You do not have to have read the email in question to divine its contents. The template is by now terrifyingly familiar. An address to the Harvard Law School community; a rundown of the ‘incident’ in question; some law-school exam hypothetical postulation about The Constitution and Rights and Speech and Community; an invocation of the legal profession and its bedrock moral conscience; and … nothing.

Where the laugh-out-loud cat picture should have been is a grey email signature that is now so familiar as to appear in my top 10 Google Chat recommendations. I would love to Gchat with the Dean if I were not so certain it would end in equivocation, hand-wringing politeness, and a host of ambiguous and rhetorical introspective questions as take home party favors. As a loud-mouthed Australian, I can only hope that one day I will reach the apotheosis of political correctness. But the administration of one of this country’s finest law schools should not share my aspiration.

Wasserstein Hall is awash with more demands than you can poke a stick at. Ostensibly, every other day, somebody is offended by something, and the Dean and her cronies on the third floor must pay with blood. Being the Dean, or indeed anyone involved in the administration, during this Harvard Law Spring, must be a truly thankless, exhausting experience. There is, however, one demand that has not been made. And it is the one that must be at the top of the list if myriad hours of advocacy, protest and learning are to count for anything. The demand for candor.

This should not be read as an ad hominem attack on the Dean or anyone in her administration. They do an admirable job of attending to the spotfires that seemingly flare up in the time it takes to check one’s privilege. But that depiction demonstrates the real issue. The fire extinguishers of mealy-mouthed email communications might put out minor conflagrations but only a water cannon of frank, direct correspondence will defuse the minefield of combustibles blanketing this institution.

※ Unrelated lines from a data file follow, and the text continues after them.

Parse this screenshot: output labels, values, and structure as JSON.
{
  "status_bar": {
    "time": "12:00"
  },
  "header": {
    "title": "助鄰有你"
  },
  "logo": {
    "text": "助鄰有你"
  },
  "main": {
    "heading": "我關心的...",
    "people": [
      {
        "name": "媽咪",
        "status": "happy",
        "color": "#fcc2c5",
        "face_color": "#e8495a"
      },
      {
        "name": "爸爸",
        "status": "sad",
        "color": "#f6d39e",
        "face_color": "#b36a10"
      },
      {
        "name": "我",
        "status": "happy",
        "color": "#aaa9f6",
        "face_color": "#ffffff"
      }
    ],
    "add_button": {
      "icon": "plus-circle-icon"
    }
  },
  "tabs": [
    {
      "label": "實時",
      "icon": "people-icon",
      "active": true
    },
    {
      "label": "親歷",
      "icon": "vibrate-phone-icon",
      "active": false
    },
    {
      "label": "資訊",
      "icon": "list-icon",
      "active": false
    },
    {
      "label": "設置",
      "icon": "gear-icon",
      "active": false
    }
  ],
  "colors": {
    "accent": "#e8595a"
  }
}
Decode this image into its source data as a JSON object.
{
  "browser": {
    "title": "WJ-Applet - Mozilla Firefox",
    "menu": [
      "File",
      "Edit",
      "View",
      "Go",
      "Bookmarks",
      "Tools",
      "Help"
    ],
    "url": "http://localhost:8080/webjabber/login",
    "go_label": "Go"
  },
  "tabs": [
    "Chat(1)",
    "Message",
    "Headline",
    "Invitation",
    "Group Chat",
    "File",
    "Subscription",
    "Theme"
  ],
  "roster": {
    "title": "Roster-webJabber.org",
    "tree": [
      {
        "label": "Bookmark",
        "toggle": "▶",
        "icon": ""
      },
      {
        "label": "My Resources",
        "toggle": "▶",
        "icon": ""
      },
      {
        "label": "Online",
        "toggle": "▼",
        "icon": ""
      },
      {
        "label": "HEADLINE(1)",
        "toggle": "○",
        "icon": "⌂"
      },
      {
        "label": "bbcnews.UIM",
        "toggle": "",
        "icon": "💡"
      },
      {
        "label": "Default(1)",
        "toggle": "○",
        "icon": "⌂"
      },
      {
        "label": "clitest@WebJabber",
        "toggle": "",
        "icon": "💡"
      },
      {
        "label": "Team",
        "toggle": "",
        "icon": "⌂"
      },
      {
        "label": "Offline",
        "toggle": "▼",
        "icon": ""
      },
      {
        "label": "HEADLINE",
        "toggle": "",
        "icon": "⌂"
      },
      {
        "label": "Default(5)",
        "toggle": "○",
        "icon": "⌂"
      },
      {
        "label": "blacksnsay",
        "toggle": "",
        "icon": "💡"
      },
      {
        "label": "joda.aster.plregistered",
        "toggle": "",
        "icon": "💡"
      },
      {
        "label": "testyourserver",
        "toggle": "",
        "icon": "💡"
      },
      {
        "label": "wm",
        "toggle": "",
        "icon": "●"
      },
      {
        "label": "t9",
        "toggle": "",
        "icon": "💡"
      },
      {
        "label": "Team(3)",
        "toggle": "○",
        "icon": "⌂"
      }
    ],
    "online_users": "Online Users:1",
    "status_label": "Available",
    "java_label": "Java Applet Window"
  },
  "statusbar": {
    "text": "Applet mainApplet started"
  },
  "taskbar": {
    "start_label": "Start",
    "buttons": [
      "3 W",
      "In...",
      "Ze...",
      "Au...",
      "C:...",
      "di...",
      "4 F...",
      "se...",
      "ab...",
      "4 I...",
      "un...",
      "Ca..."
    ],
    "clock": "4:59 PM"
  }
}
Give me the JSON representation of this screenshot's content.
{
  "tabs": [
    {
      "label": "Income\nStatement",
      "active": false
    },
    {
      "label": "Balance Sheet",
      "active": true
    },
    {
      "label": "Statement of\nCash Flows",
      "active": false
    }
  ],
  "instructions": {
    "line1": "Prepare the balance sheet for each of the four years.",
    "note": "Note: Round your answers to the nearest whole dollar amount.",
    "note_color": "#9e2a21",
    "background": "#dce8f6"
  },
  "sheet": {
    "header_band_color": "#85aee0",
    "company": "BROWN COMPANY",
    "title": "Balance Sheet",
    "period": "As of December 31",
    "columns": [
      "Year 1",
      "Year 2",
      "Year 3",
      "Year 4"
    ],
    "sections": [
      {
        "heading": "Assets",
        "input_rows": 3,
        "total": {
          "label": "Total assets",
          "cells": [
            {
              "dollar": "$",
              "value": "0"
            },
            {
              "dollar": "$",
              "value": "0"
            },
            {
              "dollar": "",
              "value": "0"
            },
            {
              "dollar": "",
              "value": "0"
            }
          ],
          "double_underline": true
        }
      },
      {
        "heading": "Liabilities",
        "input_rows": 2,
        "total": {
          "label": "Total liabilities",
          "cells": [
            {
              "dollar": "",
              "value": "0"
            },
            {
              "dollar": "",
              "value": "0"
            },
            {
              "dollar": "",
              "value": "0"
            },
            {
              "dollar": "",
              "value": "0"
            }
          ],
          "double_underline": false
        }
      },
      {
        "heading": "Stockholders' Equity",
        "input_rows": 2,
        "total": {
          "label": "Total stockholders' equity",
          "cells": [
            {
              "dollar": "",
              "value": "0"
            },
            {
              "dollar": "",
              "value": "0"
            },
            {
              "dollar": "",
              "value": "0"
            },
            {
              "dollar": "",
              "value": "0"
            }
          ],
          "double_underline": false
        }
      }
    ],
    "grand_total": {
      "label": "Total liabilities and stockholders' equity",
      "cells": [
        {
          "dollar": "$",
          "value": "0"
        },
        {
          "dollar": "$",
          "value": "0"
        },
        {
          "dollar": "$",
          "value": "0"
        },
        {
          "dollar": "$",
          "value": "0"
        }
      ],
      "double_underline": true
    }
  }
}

Do not get me wrong. This is not about taking a position on whether or not this ‘disturbing incident’ was hate speech or just a terrible attempt at an insult. Or about whether taking down or leaving up a poster curbs freedom of speech. Much less is it about whether the removal of the shield destroys a history we must remember or one we should forget. These things matter, of course. But they are the subjects of intense negotiation to be hashed out by my far more able, informed and aggressively intelligent colleagues. In the maelstrom that has descended over the school, I cling proudly to the ability to choose to be politically agnostic and let greater minds work out the hard stuff.

However what I do care about, deeply, is legitimate communication. This is what angers me tonight. What is the essence of leadership and administrative propriety if the words we use have no meaning or are laden with fluff? I am yet to run a statistical analysis of my inbox but I am fairly convinced the data would show that ‘allegedly’ is its most common word by a wide margin. I have been bewildered by the glacial pace of my friends’ advocacy movements to date but now I understand it: one simply cannot maintain momentum in the face of such a formidably blah administration. If the Law School wants the real dialogue, real space for debate and real community engagement it says it wants, it has to come to the table with more than prevarication and humdrum reportage.

In this age of information overload, I feel comfortable declaring that I do not want to hear from the administration unless it has something real to report. Concrete allegations, plans of action and meaningful policy changes would be a fitting place to start. Or a good cat video.


David Seidler is an LLM of the Class of 2016.